Meselenin halli, haksız rekabet konusunda uzmanlık bilgisi gerektirdiğinden eksik tahkikat bırakılmaması adına ayrıca bilirkişi incelemesi yaptırılmıştır.
Haksız rekabet konusunda uzman bilirkişi 26/09/2023 tarihli raporunda; davalının, davacının ticari itibarını zedeleyen ve meslek faaliyetlerinin icra edilmesini engelleyen söz ve davranışlarda bulunmadığını, davacının müşterilerinin daha düşük fiyat verilmek suretiyle ayartılma durumunun dosya kapsamıyla tespit edilemediği, davalı tarafından davacının ticaretinin kötülenmesinin söz konusu olmadığı, forklift taşıma faaliyetleri için yasal olarak K1 belgesi gerekmediğinden haksız rekabetten söz edilemeyeceği, bu nedenle haksız rekabetin yasal koşullarının oluşmadığı mütalaasında bulunmuştur.
Uzman bilirkişinin 26/09/2023 tarihli bilirkişi raporunun ayrıntılı, gerekçeli, tarafların ve Mahkemenin denetimine elverişli olduğu, somut olay bakımından ileri sürülen vakıalar tek tek nazara alınarak yasal geciktirici nedenlerinin dahi raporda ayrı ayrı başlıklar altında tartışılarak değerlendirildiği, raporun bilimsel yönden doyurucu ve uyuşmazlığı giderici mahiyette olduğu, açıklamaların isabetli tespit ve değerlendirmeler içermesi sebebiyle mahkememizce içeriği de denetlenerek hükme esas alınmıştır.
Yapılan açıklamalar karşısında; mahkememizce hükme esas alınan 26/09/2023 tarihli bilirkişi raporu doğrultusunda, somut olayda davalının haksız rekabet teşkil eden davranışlarda bulunduğunun davacı tarafından ispat edilemediği ve 6102 s.
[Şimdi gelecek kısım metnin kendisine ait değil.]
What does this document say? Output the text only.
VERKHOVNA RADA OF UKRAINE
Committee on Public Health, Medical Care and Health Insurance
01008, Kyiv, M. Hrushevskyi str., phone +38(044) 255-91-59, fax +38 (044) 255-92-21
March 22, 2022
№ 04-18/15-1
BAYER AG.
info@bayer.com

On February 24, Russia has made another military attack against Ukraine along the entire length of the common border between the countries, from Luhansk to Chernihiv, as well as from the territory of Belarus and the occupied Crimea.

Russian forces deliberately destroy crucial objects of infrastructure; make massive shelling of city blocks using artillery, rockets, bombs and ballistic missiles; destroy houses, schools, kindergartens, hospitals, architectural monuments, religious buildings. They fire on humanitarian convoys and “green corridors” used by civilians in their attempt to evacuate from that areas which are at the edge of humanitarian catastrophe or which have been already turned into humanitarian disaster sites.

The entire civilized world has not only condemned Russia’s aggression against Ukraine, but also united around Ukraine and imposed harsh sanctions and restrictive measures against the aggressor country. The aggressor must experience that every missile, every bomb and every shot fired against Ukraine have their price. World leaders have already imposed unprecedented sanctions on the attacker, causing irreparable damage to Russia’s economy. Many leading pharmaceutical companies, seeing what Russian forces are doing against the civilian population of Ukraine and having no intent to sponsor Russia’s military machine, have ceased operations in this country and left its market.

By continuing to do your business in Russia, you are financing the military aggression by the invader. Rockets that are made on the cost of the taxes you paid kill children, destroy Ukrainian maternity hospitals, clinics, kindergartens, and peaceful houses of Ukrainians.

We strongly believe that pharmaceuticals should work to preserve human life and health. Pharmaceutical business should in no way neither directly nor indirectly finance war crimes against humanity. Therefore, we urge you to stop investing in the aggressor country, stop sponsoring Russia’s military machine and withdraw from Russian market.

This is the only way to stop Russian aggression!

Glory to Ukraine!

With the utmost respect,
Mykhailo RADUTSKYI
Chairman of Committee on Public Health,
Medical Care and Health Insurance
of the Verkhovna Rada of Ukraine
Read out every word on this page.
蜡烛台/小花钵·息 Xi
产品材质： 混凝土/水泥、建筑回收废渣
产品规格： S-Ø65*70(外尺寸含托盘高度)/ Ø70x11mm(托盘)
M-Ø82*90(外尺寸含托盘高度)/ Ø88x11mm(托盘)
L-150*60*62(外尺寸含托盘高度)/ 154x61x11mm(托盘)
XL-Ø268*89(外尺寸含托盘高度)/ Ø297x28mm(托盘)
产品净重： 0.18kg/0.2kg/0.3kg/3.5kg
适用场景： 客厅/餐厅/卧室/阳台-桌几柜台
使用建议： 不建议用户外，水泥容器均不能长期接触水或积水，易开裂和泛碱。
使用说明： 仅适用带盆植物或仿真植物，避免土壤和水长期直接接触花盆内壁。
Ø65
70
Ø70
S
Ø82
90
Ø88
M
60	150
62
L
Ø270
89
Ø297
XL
TTK 55(1)a-1, 55/(1)b-1, 55/(1)-e maddesinde düzenlenen haksız rekabet koşullarının oluşmadığı kanaatine varılarak ispatlanamayan davanın reddine karar vermek gerekmiş, aşağıdaki şekilde hüküm kurulmuştur.
HÜKÜM: (Gerekçesi ve Ayrıntısı Yukarıda Açıklandığı Üzere);
1-Davanın REDDİNE,
2-Alınması gereken 269,85 TL maktu karar ve ilam harcından başlangıçta peşin alınan 80,70 TL harcın mahsubu ile bakiye 189,15 TL harcın davacıdan alınarak HAZİNEYE GELİR KAYDINA,
3-Davacı tarafından yapılan masrafların kendi üzerinde BIRAKILMASINA,
4-Davalı yargılama sırasında kendisini bir vekille temsil ettirdiğinden karar tarihinde yürürlükte bulunan AAÜT uyarınca takdir edilen 17.900,00 TL maktu vekalet ücretinin davacıdan alınarak davalıya VERİLMESİNE, (dava yalnıca haksız rekabetin tespiti ve önlenmesine ilişkin olup, bu nedenle dava konusu para ile değerlendirilemediğinden maktu vekalet ücreti takdir edilmiştir. Bu hususta emsal karar için bakınız. İSTANBUL BAM 13. HD. 2023/1063 E. 2023/1125 K)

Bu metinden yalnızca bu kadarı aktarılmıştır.